FreeSky is awful to use as the EPG is set in stone, so you can’t delete the channels which need subscription. Zapping is nearly impossible (it’s a bit better if you mark all free channels as your favourites), and you need to remember which channels were free and which not since there is no indication whatsoever on this. The digiboxes are made for Sky subscription. Period. Using them for the free channels is impairing your TV experience.

Freesat has exclusively ITV HD (but no Ch4 HD) plus all the main channels. You can record channels with a PVR receiver. You can use any FTA set top box you want (except for ITV HD which must be a Freesat receiver). You can shuffle things around, add or delete channels, move your dish to another satellite and see what’s on in Europe. You’ve got more freedom and joy with Freesat.

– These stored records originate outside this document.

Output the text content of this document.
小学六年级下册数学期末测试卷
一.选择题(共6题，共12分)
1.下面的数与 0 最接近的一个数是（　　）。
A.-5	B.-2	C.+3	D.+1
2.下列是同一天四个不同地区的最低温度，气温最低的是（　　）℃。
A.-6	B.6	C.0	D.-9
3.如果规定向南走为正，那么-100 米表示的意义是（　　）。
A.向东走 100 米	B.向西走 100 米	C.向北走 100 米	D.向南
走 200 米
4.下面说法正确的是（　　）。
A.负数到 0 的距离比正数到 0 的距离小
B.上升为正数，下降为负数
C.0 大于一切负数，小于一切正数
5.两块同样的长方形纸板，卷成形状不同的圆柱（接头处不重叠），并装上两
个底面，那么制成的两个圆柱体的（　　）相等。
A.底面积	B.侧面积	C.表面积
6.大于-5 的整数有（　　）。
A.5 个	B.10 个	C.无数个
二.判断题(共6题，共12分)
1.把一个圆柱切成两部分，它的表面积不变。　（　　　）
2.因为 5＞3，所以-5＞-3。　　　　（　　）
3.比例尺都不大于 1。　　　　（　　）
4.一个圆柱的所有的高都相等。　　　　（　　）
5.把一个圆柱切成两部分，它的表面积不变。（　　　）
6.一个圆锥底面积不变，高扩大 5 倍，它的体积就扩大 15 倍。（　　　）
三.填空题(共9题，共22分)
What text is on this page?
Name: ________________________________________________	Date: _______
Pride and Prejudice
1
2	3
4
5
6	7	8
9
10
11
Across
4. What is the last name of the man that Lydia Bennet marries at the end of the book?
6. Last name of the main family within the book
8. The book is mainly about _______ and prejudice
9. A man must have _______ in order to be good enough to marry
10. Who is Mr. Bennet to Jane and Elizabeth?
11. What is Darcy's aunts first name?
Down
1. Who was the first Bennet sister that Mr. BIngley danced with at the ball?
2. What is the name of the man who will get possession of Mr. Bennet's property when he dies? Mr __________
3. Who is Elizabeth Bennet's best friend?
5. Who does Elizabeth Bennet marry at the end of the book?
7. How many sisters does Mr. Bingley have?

With the launch of Freesat, some people might decide to get a second satellite dish installed (e.g. in order to get the Freesat exclusive ITV HD channel). The problem is that you need to get a planning permission for a second dish if the building you live in is less than 15m in height (this applies probably to most terraced houses) and the smallest dish is larger than 60cm in any direction.

There are also some other requirements for designated areas, listed buildings, dish sizes and dish locations. A handy interactive guide or the full guide can be found on the Planning Portal Site.

With the launch of Freesat, E4 and 4More are now free-to-air, i.e. they can be viewed without any subscribtion and therefore are not part of Sky’s packages anymore.

However, it seems that the two channels are now being broadcast from the Astra 2D satellite which has a much tighter footprint on the UK, making it more difficult for people living on contintental Europe to receive these channels (together with the BBC and ITV channels).

Freesat from BBC and ITV has officially launched today. Similar to Freeview which is available through a terrestrial aerial, Freesat is a free digital service available through satellite.

Initially it will have over 80 radio and TV channels plus BBC HD and ITV HD. The latter will be exclusive to Freesat meaning you won’t be able to receive that channel with FTA receivers other than Freesat receivers. Over the next few years, the number of channels will be likely to increase to over 200.

Freesat covers 98% of the UK but a clear line of sight to the satellite is required in addition to the equipment (receiver, satellite dish and cabling).